Expectations: We do not know what to expect with this data. Our only guess is that for some the rate may stay high.
Post Code: First we can see that South Africa has a really high unemployment rate and it seems to be consistently high. The variation for the data from south aftica is extremely low. On the other hand we can see countries with extremely high variation. Spain has a huge range in it’s data. The range from Q1 to Q3 of Spain is bigger than the total range of any other country. Finally we can see that a “healthy” range of unemployment seems to be around ~6%. We can come to this conclusion by looking at countries that are healthy and wealthy from the other questions. These countries include: Germany, UK, US. Going in we had almost no expectations and the one we slightly had did manifest with South Africa. Spain having a wide spread is notable.
#Plot
UnemploymentRateG20 %>% select(Countries) %>%
pivot_longer(., cols = Countries, names_to = "Var", values_to = "Val") %>%
ggplot(aes(x = Var, y = Val)) +
theme(axis.text.x = element_text(angle = 60, hjust = 1)) +
geom_boxplot() +
labs(title = "Boxplot of unemployment % per country", y = "Unemployment %", x = "Country")
## Note: Using an external vector in selections is ambiguous.
## i Use `all_of(Countries)` instead of `Countries` to silence this message.
## i See <https://tidyselect.r-lib.org/reference/faq-external-vector.html>.
## This message is displayed once per session.
## Warning: Removed 120 rows containing non-finite values (stat_boxplot).
Expectations: We expect a straight line from origin to the top right. There are o other expectations, we believe this one will be cut and dry.
Post Code: This is the most interesting plot of all the plots. We expected this to be a linear trend line and there to be no variability. However, what we got was happily surprising. We can see that countries generally take three approaches to reserves. Either the country holds a lot Total Reserves and not a lot of Foreign Reserves or vice verse. The Final approach is to hold neither (bottom left corner). Notable points of data: UK blows out the competition in Foreign Reserves and China blows out the competition in Total Reserves. This makes sense as the UK would want to hold a lot of USD and China would hold a lot of yuan as they have a closed economic system and trade a lot with the US. Our expectations were blown away. This plot is fun to observe.
ZerodTotal = TotalReservesG20 %>% replace(is.na(.), 0) #Set all na values to 0
ZerodForeign = FReservesG20 %>% replace(is.na(.), 0) #Set all na values to 0
YearlyReserveData <- data.frame(matrix(ncol = 4, nrow = 0)) #Create a new table with 4 rows that is empty.
#for each year (1991 - 2018) get data from each country for Total Reserves in a place holder table.
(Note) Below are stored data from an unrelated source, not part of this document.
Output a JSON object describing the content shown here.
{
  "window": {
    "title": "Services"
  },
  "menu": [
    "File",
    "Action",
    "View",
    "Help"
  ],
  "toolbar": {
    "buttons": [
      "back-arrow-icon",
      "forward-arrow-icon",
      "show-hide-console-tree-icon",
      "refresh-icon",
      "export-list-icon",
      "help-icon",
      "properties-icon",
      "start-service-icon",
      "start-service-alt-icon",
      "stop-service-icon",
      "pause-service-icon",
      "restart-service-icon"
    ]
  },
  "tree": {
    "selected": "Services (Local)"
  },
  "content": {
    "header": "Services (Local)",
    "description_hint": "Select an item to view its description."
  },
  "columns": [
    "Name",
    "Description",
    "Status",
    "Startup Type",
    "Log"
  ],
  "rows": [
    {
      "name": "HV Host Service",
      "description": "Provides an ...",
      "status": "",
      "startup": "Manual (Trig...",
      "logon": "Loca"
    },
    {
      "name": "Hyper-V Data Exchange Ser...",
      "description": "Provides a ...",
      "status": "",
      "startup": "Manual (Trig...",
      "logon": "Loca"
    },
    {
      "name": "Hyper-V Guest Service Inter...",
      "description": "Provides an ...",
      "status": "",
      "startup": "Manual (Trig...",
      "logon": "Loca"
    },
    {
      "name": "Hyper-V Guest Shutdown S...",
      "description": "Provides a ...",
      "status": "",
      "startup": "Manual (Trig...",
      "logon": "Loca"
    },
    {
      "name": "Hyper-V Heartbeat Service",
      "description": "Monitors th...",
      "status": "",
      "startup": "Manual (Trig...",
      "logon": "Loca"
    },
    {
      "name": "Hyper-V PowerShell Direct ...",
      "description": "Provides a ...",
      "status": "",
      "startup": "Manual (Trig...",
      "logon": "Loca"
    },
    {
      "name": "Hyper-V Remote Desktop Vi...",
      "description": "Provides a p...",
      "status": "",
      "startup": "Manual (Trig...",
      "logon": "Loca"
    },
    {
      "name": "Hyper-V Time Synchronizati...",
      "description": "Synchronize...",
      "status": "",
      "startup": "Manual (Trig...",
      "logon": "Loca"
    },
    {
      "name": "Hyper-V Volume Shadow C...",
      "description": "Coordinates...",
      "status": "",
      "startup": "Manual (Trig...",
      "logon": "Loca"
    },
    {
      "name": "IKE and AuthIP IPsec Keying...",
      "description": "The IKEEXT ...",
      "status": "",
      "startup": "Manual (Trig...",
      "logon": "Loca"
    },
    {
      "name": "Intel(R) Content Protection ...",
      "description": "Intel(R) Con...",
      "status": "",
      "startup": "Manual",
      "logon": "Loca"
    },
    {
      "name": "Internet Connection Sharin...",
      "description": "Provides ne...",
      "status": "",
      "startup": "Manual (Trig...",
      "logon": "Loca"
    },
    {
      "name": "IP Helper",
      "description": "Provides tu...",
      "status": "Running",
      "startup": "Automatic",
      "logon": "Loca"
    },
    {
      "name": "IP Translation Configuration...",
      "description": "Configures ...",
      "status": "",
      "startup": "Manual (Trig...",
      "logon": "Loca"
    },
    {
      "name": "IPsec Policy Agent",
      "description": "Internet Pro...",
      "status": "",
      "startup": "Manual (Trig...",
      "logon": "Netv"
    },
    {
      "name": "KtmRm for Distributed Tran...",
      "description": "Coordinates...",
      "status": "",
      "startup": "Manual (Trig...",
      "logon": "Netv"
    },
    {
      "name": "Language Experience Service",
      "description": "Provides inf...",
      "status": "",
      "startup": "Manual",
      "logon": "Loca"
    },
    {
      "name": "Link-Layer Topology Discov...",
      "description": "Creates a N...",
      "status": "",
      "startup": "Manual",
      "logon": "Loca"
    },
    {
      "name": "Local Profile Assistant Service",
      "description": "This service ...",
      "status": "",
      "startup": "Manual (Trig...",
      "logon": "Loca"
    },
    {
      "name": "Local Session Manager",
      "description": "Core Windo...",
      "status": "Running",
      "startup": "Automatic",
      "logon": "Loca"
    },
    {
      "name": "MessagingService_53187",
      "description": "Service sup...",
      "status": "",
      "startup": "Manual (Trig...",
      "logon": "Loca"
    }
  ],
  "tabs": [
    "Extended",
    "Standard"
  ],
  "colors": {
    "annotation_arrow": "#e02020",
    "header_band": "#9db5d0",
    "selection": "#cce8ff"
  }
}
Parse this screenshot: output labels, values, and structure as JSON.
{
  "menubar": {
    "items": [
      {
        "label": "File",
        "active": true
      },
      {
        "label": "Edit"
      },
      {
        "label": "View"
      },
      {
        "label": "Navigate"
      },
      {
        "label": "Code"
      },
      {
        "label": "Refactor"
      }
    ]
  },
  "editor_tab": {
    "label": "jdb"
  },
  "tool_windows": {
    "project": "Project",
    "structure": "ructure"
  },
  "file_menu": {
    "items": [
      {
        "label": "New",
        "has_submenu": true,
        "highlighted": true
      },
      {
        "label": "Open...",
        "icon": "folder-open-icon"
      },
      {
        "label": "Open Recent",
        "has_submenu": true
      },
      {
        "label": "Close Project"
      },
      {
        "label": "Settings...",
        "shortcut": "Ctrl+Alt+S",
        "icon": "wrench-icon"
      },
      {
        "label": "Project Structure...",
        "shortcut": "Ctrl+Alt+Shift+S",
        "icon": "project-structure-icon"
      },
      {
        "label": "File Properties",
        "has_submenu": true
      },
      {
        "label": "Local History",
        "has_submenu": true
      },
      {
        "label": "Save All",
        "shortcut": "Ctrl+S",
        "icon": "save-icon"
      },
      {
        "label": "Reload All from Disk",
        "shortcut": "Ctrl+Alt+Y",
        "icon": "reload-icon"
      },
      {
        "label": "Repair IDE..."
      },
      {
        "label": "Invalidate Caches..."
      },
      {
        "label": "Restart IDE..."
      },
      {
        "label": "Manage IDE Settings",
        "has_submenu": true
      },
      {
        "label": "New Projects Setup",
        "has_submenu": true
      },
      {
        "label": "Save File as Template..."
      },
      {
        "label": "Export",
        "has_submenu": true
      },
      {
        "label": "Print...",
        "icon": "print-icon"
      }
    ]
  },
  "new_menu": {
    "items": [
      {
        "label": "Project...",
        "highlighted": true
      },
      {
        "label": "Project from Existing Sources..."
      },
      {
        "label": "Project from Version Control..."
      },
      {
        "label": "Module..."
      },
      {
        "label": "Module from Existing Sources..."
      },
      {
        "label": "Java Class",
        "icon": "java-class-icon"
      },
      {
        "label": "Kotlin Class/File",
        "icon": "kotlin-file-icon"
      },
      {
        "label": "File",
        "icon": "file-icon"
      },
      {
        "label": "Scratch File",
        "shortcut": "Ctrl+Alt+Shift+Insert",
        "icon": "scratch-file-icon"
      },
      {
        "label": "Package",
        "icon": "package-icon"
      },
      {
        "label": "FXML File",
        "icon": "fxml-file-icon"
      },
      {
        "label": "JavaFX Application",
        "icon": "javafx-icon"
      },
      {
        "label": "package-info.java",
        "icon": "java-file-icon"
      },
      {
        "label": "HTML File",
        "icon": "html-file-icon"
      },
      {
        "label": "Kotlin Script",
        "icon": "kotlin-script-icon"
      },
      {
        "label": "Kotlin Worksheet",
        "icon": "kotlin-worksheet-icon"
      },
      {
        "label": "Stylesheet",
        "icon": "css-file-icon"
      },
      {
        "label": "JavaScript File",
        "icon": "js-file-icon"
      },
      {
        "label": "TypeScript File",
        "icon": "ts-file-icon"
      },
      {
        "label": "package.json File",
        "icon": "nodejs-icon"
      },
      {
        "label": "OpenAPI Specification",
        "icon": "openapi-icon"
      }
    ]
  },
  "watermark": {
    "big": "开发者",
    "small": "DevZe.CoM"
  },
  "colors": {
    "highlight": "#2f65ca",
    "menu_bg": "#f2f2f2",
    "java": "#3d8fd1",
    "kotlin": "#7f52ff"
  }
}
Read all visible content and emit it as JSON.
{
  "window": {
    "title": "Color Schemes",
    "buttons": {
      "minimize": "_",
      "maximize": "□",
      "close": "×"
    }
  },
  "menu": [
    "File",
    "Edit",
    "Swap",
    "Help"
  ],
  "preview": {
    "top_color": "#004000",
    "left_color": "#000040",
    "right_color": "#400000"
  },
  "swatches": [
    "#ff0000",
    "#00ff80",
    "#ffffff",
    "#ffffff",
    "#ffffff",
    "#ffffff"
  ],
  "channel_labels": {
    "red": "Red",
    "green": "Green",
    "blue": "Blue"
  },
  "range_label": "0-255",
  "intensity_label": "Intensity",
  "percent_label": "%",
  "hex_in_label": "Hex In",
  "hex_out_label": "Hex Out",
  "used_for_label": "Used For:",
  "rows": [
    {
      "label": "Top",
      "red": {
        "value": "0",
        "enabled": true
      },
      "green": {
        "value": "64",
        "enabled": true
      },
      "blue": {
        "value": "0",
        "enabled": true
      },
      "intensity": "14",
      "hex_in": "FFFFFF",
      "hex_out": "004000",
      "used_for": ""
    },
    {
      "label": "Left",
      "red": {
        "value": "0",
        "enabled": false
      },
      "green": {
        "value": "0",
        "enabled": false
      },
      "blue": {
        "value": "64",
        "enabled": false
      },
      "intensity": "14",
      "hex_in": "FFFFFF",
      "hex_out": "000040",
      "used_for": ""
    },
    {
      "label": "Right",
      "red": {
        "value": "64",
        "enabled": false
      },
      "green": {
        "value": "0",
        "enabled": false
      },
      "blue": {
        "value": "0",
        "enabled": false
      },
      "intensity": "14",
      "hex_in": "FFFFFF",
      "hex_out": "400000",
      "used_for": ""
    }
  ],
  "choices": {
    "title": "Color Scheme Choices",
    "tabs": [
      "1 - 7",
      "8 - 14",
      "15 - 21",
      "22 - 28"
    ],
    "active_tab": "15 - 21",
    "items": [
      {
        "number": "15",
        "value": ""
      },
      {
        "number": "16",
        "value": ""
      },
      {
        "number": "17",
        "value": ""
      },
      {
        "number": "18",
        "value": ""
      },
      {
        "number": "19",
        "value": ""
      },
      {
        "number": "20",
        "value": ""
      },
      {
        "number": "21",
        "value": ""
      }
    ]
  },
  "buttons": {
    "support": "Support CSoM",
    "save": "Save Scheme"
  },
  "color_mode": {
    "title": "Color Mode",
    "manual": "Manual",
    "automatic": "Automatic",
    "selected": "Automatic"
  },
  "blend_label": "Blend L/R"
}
Then find add a column from foreign reserves data to place holder table. Then append the final place holder table data to YearlyReserveData.
for (x in 1:28) {
#Get data from each country for Total Reserves
InterYearTotal = ZerodTotal %>%
rowid_to_column() %>%
filter(rowid == x) %>%
gather(col, val, Canada:Belgium) %>%
select(-rowid)
names(InterYearTotal) <- c("Year", "Country", "TotalReserves") #Rename
#Get data from each country for Foreign Reserves
InterYearForiegn = ZerodForeign %>%
rowid_to_column() %>%
filter(rowid == x) %>%
gather(col, val, Canada:Belgium) %>%
select(-rowid, -X, -col)
InterYearTotal$ForiegnReserves = InterYearForiegn$val #Add column from Foreign reserves to total reserves data
YearlyReserveData = rbind(YearlyReserveData, InterYearTotal) #Append final place holder table data to YearlyReserveData
}
#plot
YearlyReserveData %>% ggplot(aes(x = TotalReserves, y = ForiegnReserves, color = Country)) +
geom_point() +
labs(title = "Scatter plot of Total vs Foreign Reserves per Country", y = "ForiegnReserves", x = "TotalReserves")